In the mid-90s (pre-DSLR revolution), it was considerably more difficult to make a movie; making movies is still not exactly easy, but it's easier to get your hands on equipment and resources that filmmakers, for decades, had to beg, borrow, and steal just to have access to for a weekend.

Furthermore, it might be instructive to remember that in the pre-drone era, aerial shots were exponentially more expensive, time-consuming, and dangerous. 

There is the fact that Anderson had never directed a feature film before, though he had made a 15-minute iteration of Bottle Rocket that was shown at the Sundance Film Festival. There's a heavy French New Wave influence that appears in the short (the jazz soundtrack, handheld black-and-white cinematography) and which has stayed with Anderson's films through his career.

What we see, especially in the short, is Wes Anderson stripped bare, without a budget. There's also the fact that Anderson has stated that his lack of experience in filmmaking led to moments on the set of the Bottle Rocket feature where he realized that he didn't know certain elementary things about directing a scene. What is evident, however, is a raw talent, and 9 out of 10 people, given a camera and the resources to make a film, would not turn in anything half as interesting.

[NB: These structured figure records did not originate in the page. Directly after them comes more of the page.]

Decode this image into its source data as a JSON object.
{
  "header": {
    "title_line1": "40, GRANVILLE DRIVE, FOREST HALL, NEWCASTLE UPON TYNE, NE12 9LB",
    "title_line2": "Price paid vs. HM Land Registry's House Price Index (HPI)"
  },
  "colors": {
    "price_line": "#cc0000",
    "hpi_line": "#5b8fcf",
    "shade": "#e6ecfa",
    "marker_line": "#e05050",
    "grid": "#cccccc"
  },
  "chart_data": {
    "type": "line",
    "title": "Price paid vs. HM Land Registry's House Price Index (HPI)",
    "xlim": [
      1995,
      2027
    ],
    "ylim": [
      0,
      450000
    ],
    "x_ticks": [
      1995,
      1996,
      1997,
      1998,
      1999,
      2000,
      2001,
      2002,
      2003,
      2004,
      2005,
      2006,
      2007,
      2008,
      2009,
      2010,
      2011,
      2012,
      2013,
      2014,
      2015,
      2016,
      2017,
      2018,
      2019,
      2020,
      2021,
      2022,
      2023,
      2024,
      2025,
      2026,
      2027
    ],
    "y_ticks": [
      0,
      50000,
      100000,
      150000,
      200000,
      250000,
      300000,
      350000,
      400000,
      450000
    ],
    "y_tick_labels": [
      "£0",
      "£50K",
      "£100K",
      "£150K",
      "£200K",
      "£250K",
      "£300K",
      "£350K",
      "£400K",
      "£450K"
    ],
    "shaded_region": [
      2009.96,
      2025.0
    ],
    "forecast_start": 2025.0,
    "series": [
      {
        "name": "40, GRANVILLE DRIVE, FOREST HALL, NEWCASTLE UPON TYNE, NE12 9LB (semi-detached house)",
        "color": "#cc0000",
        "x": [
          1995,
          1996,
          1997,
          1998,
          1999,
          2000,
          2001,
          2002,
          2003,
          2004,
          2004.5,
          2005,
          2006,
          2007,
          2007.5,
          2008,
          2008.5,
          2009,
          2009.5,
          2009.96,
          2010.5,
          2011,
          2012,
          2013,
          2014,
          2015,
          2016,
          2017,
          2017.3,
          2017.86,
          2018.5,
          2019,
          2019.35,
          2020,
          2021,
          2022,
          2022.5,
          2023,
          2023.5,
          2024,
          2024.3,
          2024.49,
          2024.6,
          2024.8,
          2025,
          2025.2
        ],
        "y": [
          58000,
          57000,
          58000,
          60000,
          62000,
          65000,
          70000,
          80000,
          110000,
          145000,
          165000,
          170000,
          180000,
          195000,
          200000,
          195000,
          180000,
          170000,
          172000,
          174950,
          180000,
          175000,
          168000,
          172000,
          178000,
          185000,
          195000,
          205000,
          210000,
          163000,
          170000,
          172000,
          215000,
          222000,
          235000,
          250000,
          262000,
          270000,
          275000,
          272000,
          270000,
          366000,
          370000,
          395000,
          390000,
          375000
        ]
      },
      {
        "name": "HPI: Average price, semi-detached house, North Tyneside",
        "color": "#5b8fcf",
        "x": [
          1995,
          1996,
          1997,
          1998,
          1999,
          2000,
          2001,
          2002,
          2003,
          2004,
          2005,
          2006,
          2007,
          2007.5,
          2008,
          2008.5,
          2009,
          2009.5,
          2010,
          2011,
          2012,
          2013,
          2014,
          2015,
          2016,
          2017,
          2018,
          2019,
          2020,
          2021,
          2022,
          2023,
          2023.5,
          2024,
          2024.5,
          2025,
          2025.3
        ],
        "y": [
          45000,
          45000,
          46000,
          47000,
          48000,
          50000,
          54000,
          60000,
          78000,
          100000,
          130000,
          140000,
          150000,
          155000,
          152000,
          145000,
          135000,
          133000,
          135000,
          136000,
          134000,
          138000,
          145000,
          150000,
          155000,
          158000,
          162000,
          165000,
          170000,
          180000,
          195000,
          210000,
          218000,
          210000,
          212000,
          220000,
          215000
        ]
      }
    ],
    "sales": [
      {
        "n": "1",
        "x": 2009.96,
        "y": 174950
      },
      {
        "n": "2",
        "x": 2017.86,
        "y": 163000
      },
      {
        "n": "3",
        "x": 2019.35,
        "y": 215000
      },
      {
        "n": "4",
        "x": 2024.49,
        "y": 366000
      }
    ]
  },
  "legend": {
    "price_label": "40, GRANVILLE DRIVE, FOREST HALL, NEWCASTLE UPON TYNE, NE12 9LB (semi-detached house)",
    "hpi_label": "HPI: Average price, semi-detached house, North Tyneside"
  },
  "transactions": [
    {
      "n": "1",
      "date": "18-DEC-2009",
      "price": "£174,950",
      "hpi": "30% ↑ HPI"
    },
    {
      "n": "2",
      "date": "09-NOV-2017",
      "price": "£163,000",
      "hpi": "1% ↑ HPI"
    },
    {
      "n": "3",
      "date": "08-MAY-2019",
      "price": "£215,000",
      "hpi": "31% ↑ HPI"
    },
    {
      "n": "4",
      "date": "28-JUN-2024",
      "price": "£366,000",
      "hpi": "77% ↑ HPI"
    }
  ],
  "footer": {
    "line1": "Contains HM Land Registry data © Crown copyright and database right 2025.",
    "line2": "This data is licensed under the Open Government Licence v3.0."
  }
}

Flight makes the point that Anderson's way with dialogue is apparent in this early work, which is also interesting because it was co-written with Owen Wilson, a long-time friend and collaborator. Hallmarks of Anderson's visual style that make an appearance in Bottle Rocket  are his use of pans, zooms, and long tracking shots, "all ways of using camera movement to develop a shot" but ways that become, of course, inexorably more complicated with time and money.

This video is a good look at Anderson's early stylistic traits, the ones which were apparent from the beginning before he was not just a filmmaker, but a style icon.